The immunostained cells were observed with a microscope (Eclipse E600, Nikon, Japan) equipped with a computer-controlled Z-stack stage and sets of chromophor-specific filters and the Plan Fluor 40x/1.3 Oil objective (Nikon, Japan). Images of the cells were acquired with a monochromatic digital camera (CoolSnap CF; Photometrics, Inc.) controlled by Image-Pro AMS software (version 22.214.171.124.0, Media Cybernetics, Inc). Control samples were employed to correct for the background fluorescence. Pairs of images taken with filters specific for GFP and Alexa Fluor 594 were pseudo-colored and then merged. Following deconvolution, colocalization of pixels from green and red channels was measured by using the “Colocalization Module” of the Image-Pro AMS software. Colocalization of pixels from a cytoplasm region of analyzed cells was expressed as the overlap coefficient (R).
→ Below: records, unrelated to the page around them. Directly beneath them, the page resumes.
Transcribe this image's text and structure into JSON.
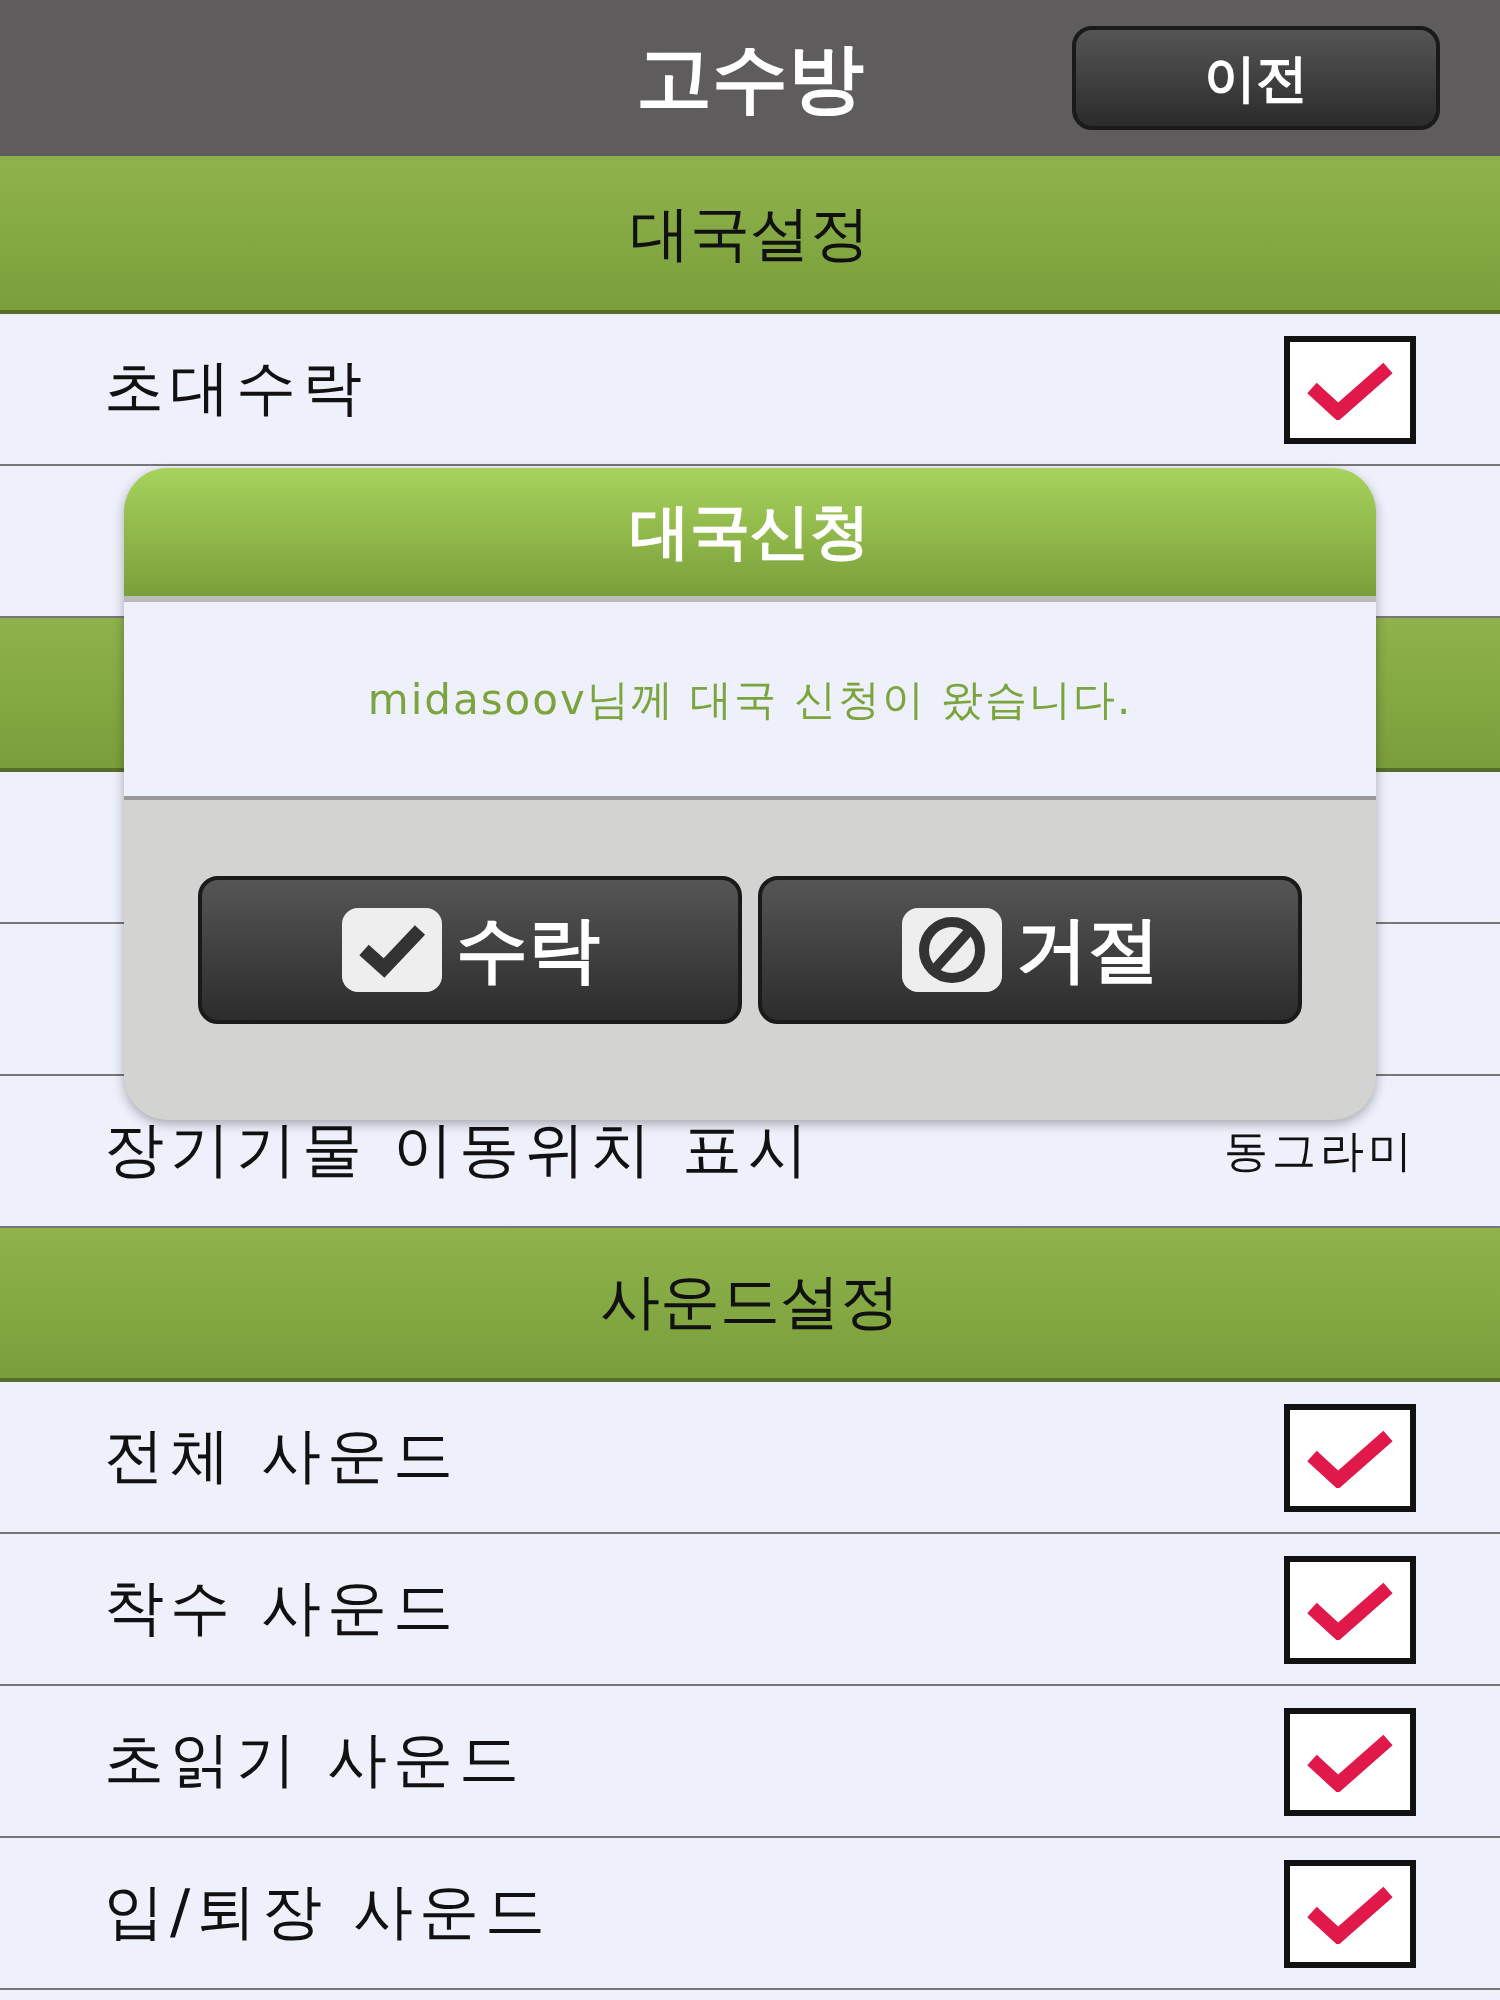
{
  "header": {
    "title": "고수방",
    "back_button": "이전"
  },
  "settings": [
    {
      "kind": "section",
      "label": "대국설정"
    },
    {
      "kind": "check",
      "label": "초대수락",
      "checked": true
    },
    {
      "kind": "covered"
    },
    {
      "kind": "covered_section"
    },
    {
      "kind": "covered"
    },
    {
      "kind": "covered"
    },
    {
      "kind": "option",
      "label": "장기기물 이동위치 표시",
      "value": "동그라미"
    },
    {
      "kind": "section",
      "label": "사운드설정"
    },
    {
      "kind": "check",
      "label": "전체 사운드",
      "checked": true
    },
    {
      "kind": "check",
      "label": "착수 사운드",
      "checked": true
    },
    {
      "kind": "check",
      "label": "초읽기 사운드",
      "checked": true
    },
    {
      "kind": "check",
      "label": "입/퇴장 사운드",
      "checked": true
    }
  ],
  "dialog": {
    "title": "대국신청",
    "message": "midasoov님께 대국 신청이 왔습니다.",
    "buttons": [
      {
        "kind": "accept",
        "label": "수락"
      },
      {
        "kind": "reject",
        "label": "거절"
      }
    ]
  }
}
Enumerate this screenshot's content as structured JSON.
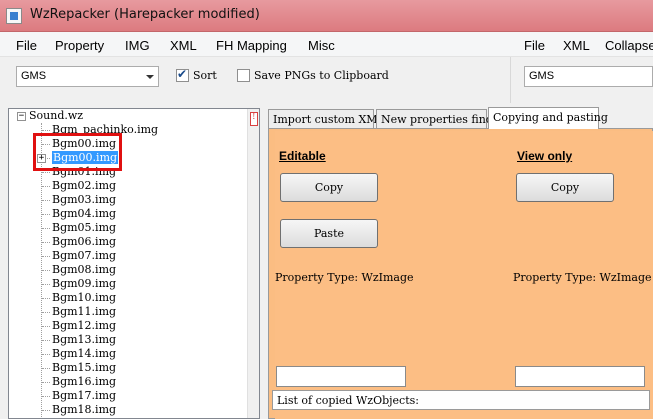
{
  "window": {
    "title": "WzRepacker (Harepacker modified)"
  },
  "menu_left": {
    "file": "File",
    "property": "Property",
    "img": "IMG",
    "xml": "XML",
    "fh_mapping": "FH Mapping",
    "misc": "Misc"
  },
  "menu_right": {
    "file": "File",
    "xml": "XML",
    "collapse": "Collapse"
  },
  "toolbar": {
    "version_select": "GMS",
    "sort_label": "Sort",
    "sort_checked": true,
    "save_pngs_label": "Save PNGs to Clipboard",
    "save_pngs_checked": false,
    "right_version_select": "GMS"
  },
  "tree": {
    "root": "Sound.wz",
    "items": [
      "Bgm_pachinko.img",
      "Bgm00.img",
      "Bgm00.img",
      "Bgm01.img",
      "Bgm02.img",
      "Bgm03.img",
      "Bgm04.img",
      "Bgm05.img",
      "Bgm06.img",
      "Bgm07.img",
      "Bgm08.img",
      "Bgm09.img",
      "Bgm10.img",
      "Bgm11.img",
      "Bgm12.img",
      "Bgm13.img",
      "Bgm14.img",
      "Bgm15.img",
      "Bgm16.img",
      "Bgm17.img",
      "Bgm18.img"
    ],
    "selected_index": 2,
    "scroll_marker": "!"
  },
  "tabs": {
    "import_xml": "Import custom XML",
    "props_finder": "New properties finder",
    "copy_paste": "Copying and pasting"
  },
  "copy_paste": {
    "editable_heading": "Editable",
    "view_only_heading": "View only",
    "copy_button": "Copy",
    "paste_button": "Paste",
    "view_copy_button": "Copy",
    "property_type_left": "Property Type: WzImage",
    "property_type_right": "Property Type: WzImage",
    "list_label": "List of copied WzObjects:"
  },
  "colors": {
    "titlebar": "#e0848a",
    "panel": "#fcbe84",
    "selection": "#3399ff",
    "highlight_box": "#e01010"
  }
}
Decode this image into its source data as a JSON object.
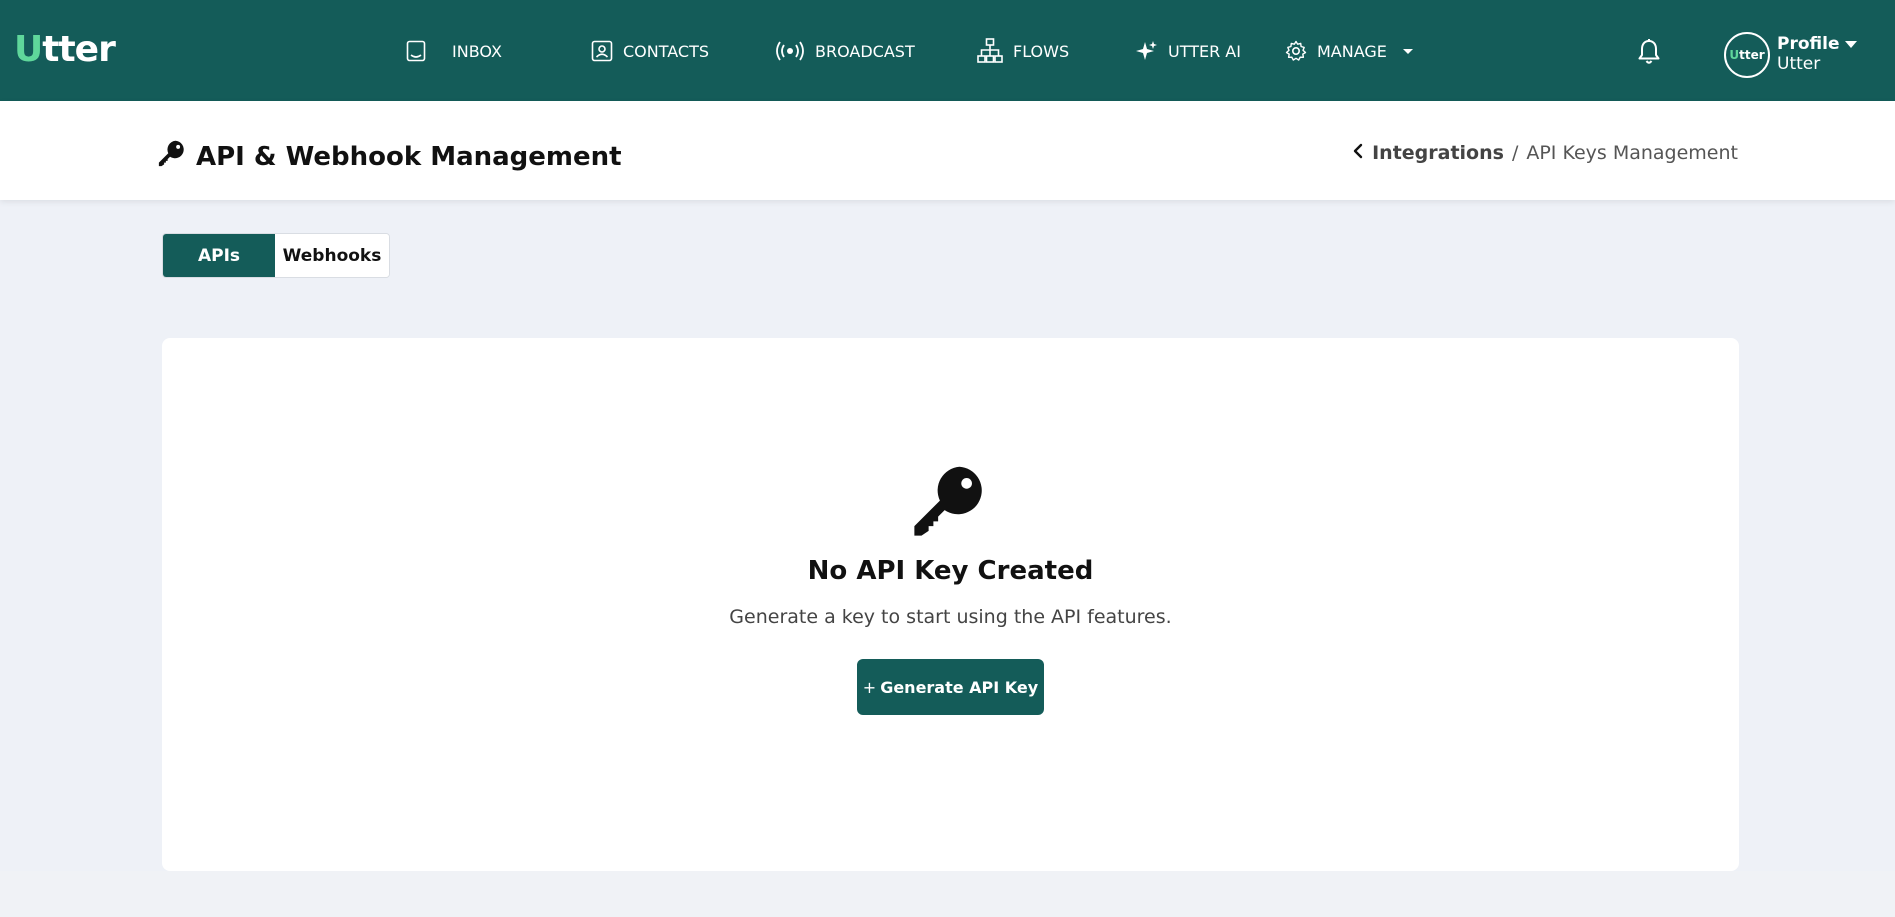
{
  "brand": {
    "logo_first": "U",
    "logo_rest": "tter",
    "primary_color": "#145c59",
    "accent_color": "#5fd79b"
  },
  "nav": {
    "items": [
      {
        "label": "INBOX",
        "icon": "inbox-icon"
      },
      {
        "label": "CONTACTS",
        "icon": "contact-card-icon"
      },
      {
        "label": "BROADCAST",
        "icon": "broadcast-icon"
      },
      {
        "label": "FLOWS",
        "icon": "flows-icon"
      },
      {
        "label": "UTTER AI",
        "icon": "sparkles-icon"
      },
      {
        "label": "MANAGE",
        "icon": "gear-icon"
      }
    ],
    "notifications_icon": "bell-icon"
  },
  "profile": {
    "avatar_first": "U",
    "avatar_rest": "tter",
    "title": "Profile",
    "subtitle": "Utter"
  },
  "header": {
    "title": "API & Webhook Management",
    "title_icon": "key-icon",
    "breadcrumb_link": "Integrations",
    "breadcrumb_separator": "/",
    "breadcrumb_current": "API Keys Management"
  },
  "tabs": [
    {
      "label": "APIs",
      "active": true
    },
    {
      "label": "Webhooks",
      "active": false
    }
  ],
  "empty_state": {
    "icon": "key-icon",
    "title": "No API Key Created",
    "subtitle": "Generate a key to start using the API features.",
    "button_plus": "+",
    "button_label": "Generate API Key"
  }
}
This parameter, defined by Manders et al., represents a true degree of colocalization of defined pixels and is not sensitive to the limitations of typical fluorescence imaging, such as efficiency of hybridization, sample photobleaching, and camera quantum efficiency42.
This work was supported by the National Health Institutes to A.F. (5R01AR049537-06).